La gran cantidad de fotos pegadas en las arrugadas paredes de las ciudades colombianas; la señora de edad que con sus dos brazos sostiene alguna pancarta pidiendo que le devuelvan a su hijo; la niña que, abrazada a su abuela, mira la foto de su padre y crea sobre ella el mundo ideal que viviría si al menos pudiera recordarle; sobre el rio Magdalena, un niño de 6 años frunce el ceño intentando entender qué es aquel bulto picoteado por carroña que flota sobre el río. Alzamos la mirada de repente y seguimos el rumbo, molestos ante tanto drama, indiferentes a las lágrimas de la abuela, a la cartulina desgastada, al retrato añejado de tanto polvo, a la persona olvidada, y a la tortura continua que sus familiares sienten. Todas estas son sólo algunas de las muchas imágenes que diariamente vive el pueblo colombiano, y que nos llevan a cuestionar seriamente la casi nula empatía que sentimos.
Ha sido tan efectivo, que hasta el Estado mismo ha hecho uso de este. Es quizás el método más practicado de los últimos años en Colombia, usado para silenciar las declaraciones incomodas, para dejar un claro mensaje a la población, para infundir un temor que pareciera no sentirse; como el olor a la mierda cuando es uno el que caga. Cargamos con el peso de sesenta años de guerra, y quizás este sea el delito que más dolor ha causado, porque no sólo es la persona a la que mataron y torturaron la que sufrió, sino la indiferencia que perciben sus familiares: “El desaparecido transita en el discurso de sus familiares como un muerto-vivo: como muerto, está siempre insepulto, y como vivo, es siempre objeto de ultrajes y torturas por parte de quien lo desaparece. Cada uno de estos destinos es extremadamente mortificante para el doliente, y el paso constante de uno a otro hace de la experiencia de la pérdida algo del orden de lo ominoso e insoportable”[2]
No hay más palabras, las victimas las ocuparon todas, pues es para ellas este artículo: “Llevo 1.107 noches pensando en 1.107 muertes diferentes de mi hijo”.

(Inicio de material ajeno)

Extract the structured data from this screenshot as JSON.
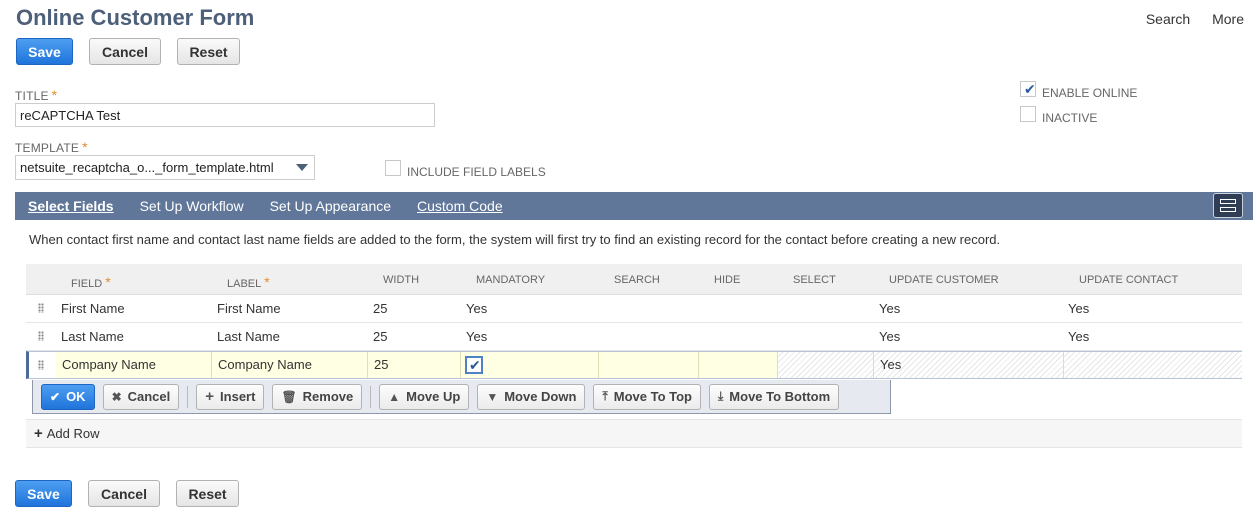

[1] Centro Nacional de Memoria Histórica. Hasta encontrarlos. El drama de la desaparición forzada en Colombia. Consultado en línea: http://centrodememoriahistorica.gov.co/descargas/informes2016/hasta-encontrarlos/hasta-encontrarlos-drama-de-la-desaparicion-forzada-en-colombia.pdf
[2] Citado en el informe anteriormente referenciado. Sandra Milena Zorio, (2013), “El dolor por un muertovivo. Una lectura freudiana del duelo en la desaparición forzada”, Trabajo de grado, Bogotá, Universidad Nacional de Colombia, Facultad de Ciencias Humanas, Escuela de Estudios en Psicoanálisis, sujeto y cultura, página 16.
*Opinión y responsabilidad del autor de la columna, más no de El Cuarto Mosquetero, medio de comunicación alternativo y popular que se propone servir a las comunidades y movimientos sociales en el Meta y Colombia.